We’ll need to consider several objectives: Highly visible (to avoid collisions), ability to stay upright when blown/knocked over, and would not deteriorate being in the water for long periods of time. Not to mention, asking a 7 year old to take a yard stick to it to see how it withstands a simulated boat hit. We’ll also need something water-tight; but, to allow us to run a few antennas outside as well as sensors and sensor wires in and out of the device.

Step 5. Launch!

As with each step above, there are number of objectives needed for this step as well. What location would best measure the direction of water? Will it be in the way of boat and Coast Guard traffic? Contact the Coast Guard and ask for permission. Etc.
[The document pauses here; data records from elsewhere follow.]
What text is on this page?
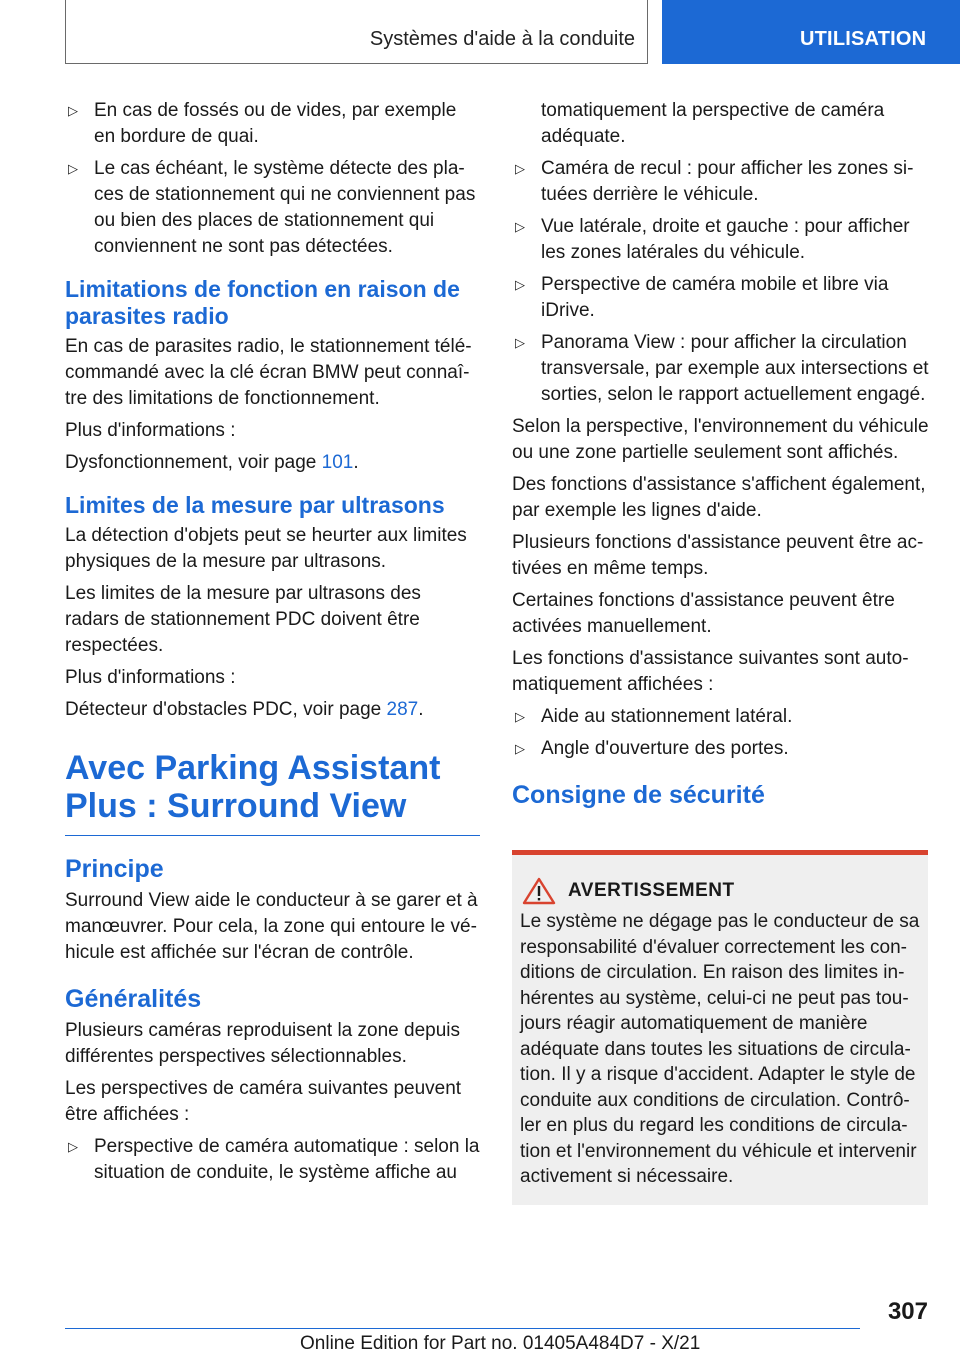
Systèmes d'aide à la conduite	UTILISATION
▷ En cas de fossés ou de vides, par exemple en bordure de quai.
▷ Le cas échéant, le système détecte des places de stationnement qui ne conviennent pas ou bien des places de stationnement qui conviennent ne sont pas détectées.
Limitations de fonction en raison de parasites radio

En cas de parasites radio, le stationnement télécommandé avec la clé écran BMW peut connaître des limitations de fonctionnement.

Plus d'informations :

Dysfonctionnement, voir page 101.

Limites de la mesure par ultrasons

La détection d'objets peut se heurter aux limites physiques de la mesure par ultrasons.

Les limites de la mesure par ultrasons des radars de stationnement PDC doivent être respectées.

Plus d'informations :

Détecteur d'obstacles PDC, voir page 287.

Avec Parking Assistant Plus : Surround View
Principe

Surround View aide le conducteur à se garer et à manœuvrer. Pour cela, la zone qui entoure le véhicule est affichée sur l'écran de contrôle.

Généralités

Plusieurs caméras reproduisent la zone depuis différentes perspectives sélectionnables.

Les perspectives de caméra suivantes peuvent être affichées :

▷ Perspective de caméra automatique : selon la situation de conduite, le système affiche au
tomatiquement la perspective de caméra adéquate.
▷ Caméra de recul : pour afficher les zones situées derrière le véhicule.
▷ Vue latérale, droite et gauche : pour afficher les zones latérales du véhicule.
▷ Perspective de caméra mobile et libre via iDrive.
▷ Panorama View : pour afficher la circulation transversale, par exemple aux intersections et sorties, selon le rapport actuellement engagé.

Selon la perspective, l'environnement du véhicule ou une zone partielle seulement sont affichés.

Des fonctions d'assistance s'affichent également, par exemple les lignes d'aide.

Plusieurs fonctions d'assistance peuvent être activées en même temps.

Certaines fonctions d'assistance peuvent être activées manuellement.

Les fonctions d'assistance suivantes sont automatiquement affichées :

▷ Aide au stationnement latéral.
▷ Angle d'ouverture des portes.
Consigne de sécurité
AVERTISSEMENT
Le système ne dégage pas le conducteur de sa responsabilité d'évaluer correctement les conditions de circulation. En raison des limites inhérentes au système, celui-ci ne peut pas toujours réagir automatiquement de manière adéquate dans toutes les situations de circulation. Il y a risque d'accident. Adapter le style de conduite aux conditions de circulation. Contrôler en plus du regard les conditions de circulation et l'environnement du véhicule et intervenir activement si nécessaire.
307
Online Edition for Part no. 01405A484D7 - X/21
Once we have the answers and permission completed, we’ll finally need – a boat! Since we do not own one, we’ll need to find a way to launch it at the predetermined position; and, to retrieve it.

A word about Solar Power…

This would solve our power issues in the long run. However, we currently do not have much experience with, nor have a collection of solar devices for things like this. It would be great to add it to the bucket list; however, we are short on time on this project and felt it was out of scope.

So, we’ll plan on sticking as many batteries as possible together to make it last as long as possible. Because in the end, we only need to measure a few cycles of the tides, which is every 6-8 hours. So possibly a 24-48 hour cycle is all we need before the batteries die.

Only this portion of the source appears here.